This Is How You Really Get Over A Bad Breakup
The only person who can get you out of that funk and into the beautiful things that lay ahead is yourself.
By Althea Mehta
Breaking up can be hard. From a person who has been through her fair share of bad choices, it is understandable to hole yourself up in your duvet cover for months, listening to John Mayor (the only man who understands this feeling.) Besides, Ben and Jerry’s has a special offer this month…aka the countless tubs of ice cream aren’t really your fault. And who’s going to be seeing you naked anyways??
Here’s my deal: months after breaking up with my boyfriend, I realized that something had to change. I could not keep on crying in self-despair and keeping myself from really living.

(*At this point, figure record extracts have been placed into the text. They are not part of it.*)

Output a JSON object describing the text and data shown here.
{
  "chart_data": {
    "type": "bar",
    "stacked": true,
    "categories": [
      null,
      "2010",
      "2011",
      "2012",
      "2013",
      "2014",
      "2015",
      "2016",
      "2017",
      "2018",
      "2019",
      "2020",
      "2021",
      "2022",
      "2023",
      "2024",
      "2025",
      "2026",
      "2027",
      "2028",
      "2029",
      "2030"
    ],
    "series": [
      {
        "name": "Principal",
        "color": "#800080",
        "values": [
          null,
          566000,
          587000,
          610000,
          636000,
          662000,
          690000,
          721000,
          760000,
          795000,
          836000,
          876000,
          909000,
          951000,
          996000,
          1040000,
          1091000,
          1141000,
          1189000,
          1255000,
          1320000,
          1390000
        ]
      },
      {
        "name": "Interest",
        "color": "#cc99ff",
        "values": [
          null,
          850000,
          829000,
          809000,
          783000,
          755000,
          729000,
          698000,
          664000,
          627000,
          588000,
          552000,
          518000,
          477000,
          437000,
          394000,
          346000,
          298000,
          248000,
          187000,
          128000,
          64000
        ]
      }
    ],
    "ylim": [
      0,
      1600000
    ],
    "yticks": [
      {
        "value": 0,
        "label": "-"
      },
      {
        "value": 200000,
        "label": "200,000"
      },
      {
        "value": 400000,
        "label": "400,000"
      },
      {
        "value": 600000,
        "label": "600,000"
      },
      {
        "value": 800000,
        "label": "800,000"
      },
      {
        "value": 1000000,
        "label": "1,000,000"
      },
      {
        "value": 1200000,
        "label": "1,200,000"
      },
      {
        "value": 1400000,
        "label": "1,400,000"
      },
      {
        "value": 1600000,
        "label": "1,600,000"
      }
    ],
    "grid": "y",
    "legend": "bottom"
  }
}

It took me a long time to get to that realization, the fifth time we broke up to be precise. So when we broke up, I was irrevocably sent in a downward spiral. Post-breakup, I had self-prescribed a retreat into the safe land of duvets.
But there’s only so long that this behaviour can be acceptable…and then the haze begins to clear into a starting reality. How many tubs were too many tubs? (It was partly the smell of unwashed sheets that woke me up.) But mostly it was the tiredness. I was tired of looking at people on the street and wondering how they could function when I could barely keep going. I wanted to be me again.
The first step was to realize that his presence in my life wasn’t the be all and end all of everything. There was a different me before the sadness took over, a version of me that had so much passion for my non-sloth interests.
For me it was a bad relationship, and the aftermath that trapped me. For you it could be a similar situation, or a rut you have been caught in. Either way, the only person who can get you out of that funk and into the beautiful things that lay ahead is yourself.
Getting back out there doesn’t necessarily mean dating again. It means opening yourself up to other opportunities and allowing yourself to move on from the angst of your prior life. Letting yourself be free from what hurt you.
It is not going to be your best pals. They may push you to try new things, and there’s always the one friend who thinks Tinder is the solution to everything. (It’s not.)
It isn’t going to be a guy who walks into the bookstore and accidentally locks eyes with you while you are wearing your favourite dungarees.
It isn’t even going to be a magical moment of eureka, an epiphany, or the amazing dress you brought online that makes you feel great about everything for 5 minutes before the crippling fear of debt sinks in.
To get yourself out there, you have to stop counting on anything other than yourself. You have to stop relying on the impact you think others are going to have. Stop waiting around, and start making your choices. When you start doing, you are taking control and saying no to anyone who hurts you.
It can start as slowly as attending a bilingual meet-up once a month. If happiness to you means learning how to play a new instrument, or trying out that samba class you were too shy to attend, do it!
If it means reading for days to fuel your creative spirit, do it! Fill your life with inspiration and happiness will find you. You will instantaneously get yourself back to the open person you were before the dark clouds took over. And that’s beautiful.